Wherever he goes, Morgan looks for kindred spirits in offbeat bars, restaurants and hotels. He finds a karaoke joint in Pocatello, Idaho, with surprisingly good singers and a homey tavern in North Platte, Neb. There's a cafe in Butte, Mont., where the food is so good and the portions so large that Morgan retires after dinner to "the sleep of a satiated miner." An old hotel in St. Joseph, Mo., that celebrates the Pony Express turns out to be both more interesting and cheaper than the nearby Ramada Inn.

He avoids franchise eateries and hotels and complains about how chains of fast-food restaurants, stores and motels catering to drivers have introduced a wearying sameness into the American landscape. Regional cooking, attitudes, architecture and styles have given way to a homogenized collage of Wal-Mart, Gap, Ramada, Wendy's, Banana Republic and, of course, McDonald's that makes one neighborhood or city indistinguishable from any other. "By indulging our urge to go, and our need for familiarity, we've created a country not worth going to."

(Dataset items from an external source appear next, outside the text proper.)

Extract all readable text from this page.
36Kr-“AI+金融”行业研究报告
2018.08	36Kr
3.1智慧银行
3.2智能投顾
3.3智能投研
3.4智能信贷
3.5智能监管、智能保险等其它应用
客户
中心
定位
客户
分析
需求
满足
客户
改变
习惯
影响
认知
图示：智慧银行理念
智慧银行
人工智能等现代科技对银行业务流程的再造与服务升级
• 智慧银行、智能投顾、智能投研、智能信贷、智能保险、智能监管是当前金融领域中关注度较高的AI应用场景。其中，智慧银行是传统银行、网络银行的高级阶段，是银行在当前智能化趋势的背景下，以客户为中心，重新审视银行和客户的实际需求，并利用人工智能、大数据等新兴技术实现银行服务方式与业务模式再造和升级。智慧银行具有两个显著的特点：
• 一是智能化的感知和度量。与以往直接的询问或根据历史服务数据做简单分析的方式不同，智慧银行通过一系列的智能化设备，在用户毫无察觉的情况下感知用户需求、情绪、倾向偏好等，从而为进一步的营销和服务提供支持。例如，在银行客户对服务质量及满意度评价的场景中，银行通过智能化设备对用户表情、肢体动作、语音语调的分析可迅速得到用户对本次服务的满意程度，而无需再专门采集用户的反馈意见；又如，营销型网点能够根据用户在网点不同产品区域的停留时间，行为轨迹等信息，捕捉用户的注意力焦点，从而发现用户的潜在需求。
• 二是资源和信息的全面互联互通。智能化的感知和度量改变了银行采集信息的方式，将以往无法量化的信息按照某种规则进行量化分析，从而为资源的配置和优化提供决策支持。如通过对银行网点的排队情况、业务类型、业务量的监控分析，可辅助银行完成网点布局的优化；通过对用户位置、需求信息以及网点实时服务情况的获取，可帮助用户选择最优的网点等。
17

The Boxster, which was not yet commercially available in the U.S. when Morgan made his trip (it was introduced about a year later, in the spring of 1997), attracts other auto buffs, and Morgan is happy to chat with them. In Kansas City, Mo., he compares notes with an old friend and a new acquaintance, concluding that when they were in high school, kids who loved cars went drag-racing. Today, they argue, kids are more impressed by sound than speed: Boom-box speakers have replaced triple carburetors as status symbols. To confirm their conclusions, Morgan joins the lines of teenagers cruising the main street after the last day of the school year.

*

Morgan writes in an informal, engaging style, interweaving personal reminiscences and observations with a brief account of the development of the national highway system, changes in auto body styles and statistics on the ever-increasing number of miles the average American drives each year (also the growing congestion on highways and city streets).

But in his weaker moments, he lends credence to the cliche about what a flashy sport car represents to a middle-aged man. The new Porsche draws the attention of men and women he meets on the road, and Morgan basks in the admiration--particularly the comments from teenage boys about how he can "get any woman in the world" with that car.

Despite his complaints about the effects of mass mobility on American society, Morgan never wavers in his love for cars, especially his jazzy Porsche. He snidely dismisses the ecologically minded urban planners in Portland, Ore., who are working to discourage driving and encourage alternative forms of transportation.

Although America's affair with the automobile is becoming a love-hate relationship, Morgan writes only about the love. Yet he draws a disturbingly accurate, if grim, conclusion:

"Today, cars often are pitched as places to hide from the world our restlessness has created. . . . Just run to our car, lock the doors and turn up the music.

"Somewhere along the line the escape route got jammed and everything became confused. Once upon a time the car was going to take us to our cabin in the woods. Now it's become that cabin."